I have noticed a behaviour that I don't quite understand.
I am doing a conversion of a list of dataclass items into a dataframe. When all values are not-None, everything works as expected:
from dataclasses import dataclass
from dataclasses import asdict
from pandas import json_normalize
@dataclass
class TestItem:
name: str = None
id: int = None
test_item_list = [
TestItem(name='teapot', id=11),
TestItem(name='kettle', id=12),
TestItem(name='boiler', id=13)
]
df = json_normalize(asdict(item) for item in test_item_list)
print(df)
result would be this. This is working as intended:
name id
0 teapot 11
1 kettle 12
2 boiler 13
but if we change test_item_list
like this:
test_item_list = [
TestItem(name='teapot', id=11),
TestItem(name='kettle', id=12),
TestItem(name='boiler')
]
the output will have 'id' column as float values instead of int:
name id
0 teapot 11.0
1 kettle 12.0
2 boiler NaN
df.dtypes
will also show that id is now float64 column:
name object
id float64
dtype: object
How to solve this issue?

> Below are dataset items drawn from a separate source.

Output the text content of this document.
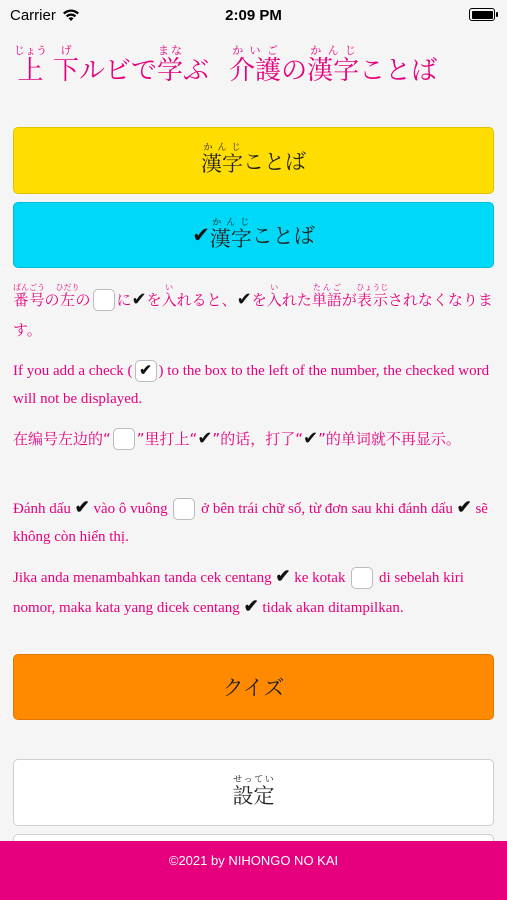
Carrier	2:09 PM
上じょう
下げ
ルビで 学まな
ぶ 介護かいご
の 漢字かんじ
ことば
漢字かんじ
ことば
✔ 漢字かんじ
ことば
番号ばんごうの左ひだりの に✔を入いれると、✔を入いれた単語たんごが表示ひょうじされなくなります。
If you add a check ( ✔ ) to the box to the left of the number, the checked word will not be displayed.
在编号左边的“ ”里打上“✔”的话，打了“✔”的单词就不再显示。
Đánh dấu ✔ vào ô vuông ở bên trái chữ số, từ đơn sau khi đánh dấu ✔ sẽ không còn hiển thị.
Jika anda menambahkan tanda cek centang ✔ ke kotak di sebelah kiri nomor, maka kata yang dicek centang ✔ tidak akan ditampilkan.
クイズ
設定せってい
©2021 by NIHONGO NO KAI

In the real working example I have several more complicated item classes, can't manually explicitly convert each of them into desired column type.
You can cast the id
column as nullable integer data type.
>>> df['id'] = df['id'].astype('Int64') # note the capital "I"
>>> print(df.dtypes)
name object
id Int64
dtype: object
Output:
name id
0 teapot 11
1 kettle 12
2 boiler <NA>